= Aria Worlds =

Role-playing game supplement

Aria Worlds is a supplement published by Last Unicorn Games in 1994 for use with the role-playing game Aria: Canticle of the Monomyth.

==Publication history==
In 1994, Last Unicorn Games published a 500-page role-playing system called Aria: Canticle of the Monomyth (also known as Aria Roleplaying. Rather than creating individual characters like most role-playing games, players in Aria could create and role-play entire societies, anything from a village to a kingdom. The same year, Last Unicorn Games also published Aria Worlds, a sourcebook describing how to create realistic settings for the game.

==Description==
Aria Worlds is a 304-page softcover book designed by Christian Scott Moore and Owen Seyler, and edited by Kirsten Kaschock and Jesse Fure, with cover art by Michael Willam Kaluta. The book describes how to create realistic settings for Aria in almost any era from the Stone Age to the early Renaissance, in terms of environment, economy and laws. Chapter headings include Technology and Innovation, and Politics and Kinship. The book concludes with nine sample societies.

==Reception==
In the February 1995 edition of Dragon (Issue #214), Rick Swan thought the book was an "inspired effort, marred only by stuffy writing". He concluded by giving it a top rating of 6 out of 6, saying, "game designers, amateur and pro alike, should find it an indispensable reference, regardless of the [game] systems they prefer."

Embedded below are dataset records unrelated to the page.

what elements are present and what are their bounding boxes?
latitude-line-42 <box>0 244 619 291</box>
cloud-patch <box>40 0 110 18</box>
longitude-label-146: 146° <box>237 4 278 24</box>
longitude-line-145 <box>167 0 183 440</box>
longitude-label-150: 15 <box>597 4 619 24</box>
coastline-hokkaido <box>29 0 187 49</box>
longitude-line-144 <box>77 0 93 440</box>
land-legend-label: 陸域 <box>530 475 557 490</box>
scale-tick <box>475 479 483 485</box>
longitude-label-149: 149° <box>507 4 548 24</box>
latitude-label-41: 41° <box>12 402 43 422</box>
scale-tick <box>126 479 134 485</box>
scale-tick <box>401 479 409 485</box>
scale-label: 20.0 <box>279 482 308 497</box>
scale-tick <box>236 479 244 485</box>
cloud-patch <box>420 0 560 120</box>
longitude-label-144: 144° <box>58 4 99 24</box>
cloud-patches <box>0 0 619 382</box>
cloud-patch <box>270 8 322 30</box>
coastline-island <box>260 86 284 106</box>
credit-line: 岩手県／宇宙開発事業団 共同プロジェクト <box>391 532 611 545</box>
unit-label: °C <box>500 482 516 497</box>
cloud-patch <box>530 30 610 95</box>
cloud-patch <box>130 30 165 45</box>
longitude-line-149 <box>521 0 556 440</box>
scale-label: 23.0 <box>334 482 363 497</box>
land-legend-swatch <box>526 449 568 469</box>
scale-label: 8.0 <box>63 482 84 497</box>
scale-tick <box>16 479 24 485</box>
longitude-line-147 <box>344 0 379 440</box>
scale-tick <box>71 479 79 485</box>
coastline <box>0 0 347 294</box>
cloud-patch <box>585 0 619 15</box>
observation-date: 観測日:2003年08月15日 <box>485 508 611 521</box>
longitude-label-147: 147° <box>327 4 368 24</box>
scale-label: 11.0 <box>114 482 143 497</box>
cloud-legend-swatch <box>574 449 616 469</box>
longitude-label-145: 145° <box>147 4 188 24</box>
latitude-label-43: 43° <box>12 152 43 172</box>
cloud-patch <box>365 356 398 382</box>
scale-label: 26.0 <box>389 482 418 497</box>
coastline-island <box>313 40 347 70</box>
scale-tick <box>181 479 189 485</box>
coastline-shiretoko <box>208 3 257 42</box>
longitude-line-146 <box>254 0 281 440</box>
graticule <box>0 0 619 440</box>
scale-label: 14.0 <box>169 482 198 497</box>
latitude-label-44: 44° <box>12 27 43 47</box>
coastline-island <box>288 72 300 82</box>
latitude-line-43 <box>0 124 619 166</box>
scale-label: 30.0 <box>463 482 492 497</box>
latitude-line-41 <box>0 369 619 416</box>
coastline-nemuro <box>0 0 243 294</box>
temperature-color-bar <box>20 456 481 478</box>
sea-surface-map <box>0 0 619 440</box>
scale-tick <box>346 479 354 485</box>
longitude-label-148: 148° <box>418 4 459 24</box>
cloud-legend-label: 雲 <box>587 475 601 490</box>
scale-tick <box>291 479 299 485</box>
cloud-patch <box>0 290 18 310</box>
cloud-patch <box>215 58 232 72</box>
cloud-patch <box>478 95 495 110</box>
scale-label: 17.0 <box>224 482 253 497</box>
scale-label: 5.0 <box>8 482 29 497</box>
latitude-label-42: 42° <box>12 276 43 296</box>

In the December 1996 edition of Arcane (Issue 14), Andrew Rilstone was dismissive of the previously published Aria: Canticle of the Monomyth, calling it "unplayable." But Rilstone found that although Aria: Worlds "suffers from the same problem of over-writing as the roleplaying book, ... it also contains more solid examples and a fair amount of information not easily obtainable elsewhere - the brief history of technology in the appendix, for example, would be a useful resource for most world-builders." Rilstone concluded with a recommendation, saying, "If you are at all interested in the idea of interactive history, then Aria: Worlds should be your first purchase."

Shannon Appelcline, in the 2014 book Designers & Dragons: The '90s, commented that "Aria was a massive undertaking released as two volumes, Aria Worlds (1994) and Aria Roleplaying (1994). It grew from a concept of creating societies for game worlds and evolved into a game system containing some of the most innovative ideas found in 20 years of game design."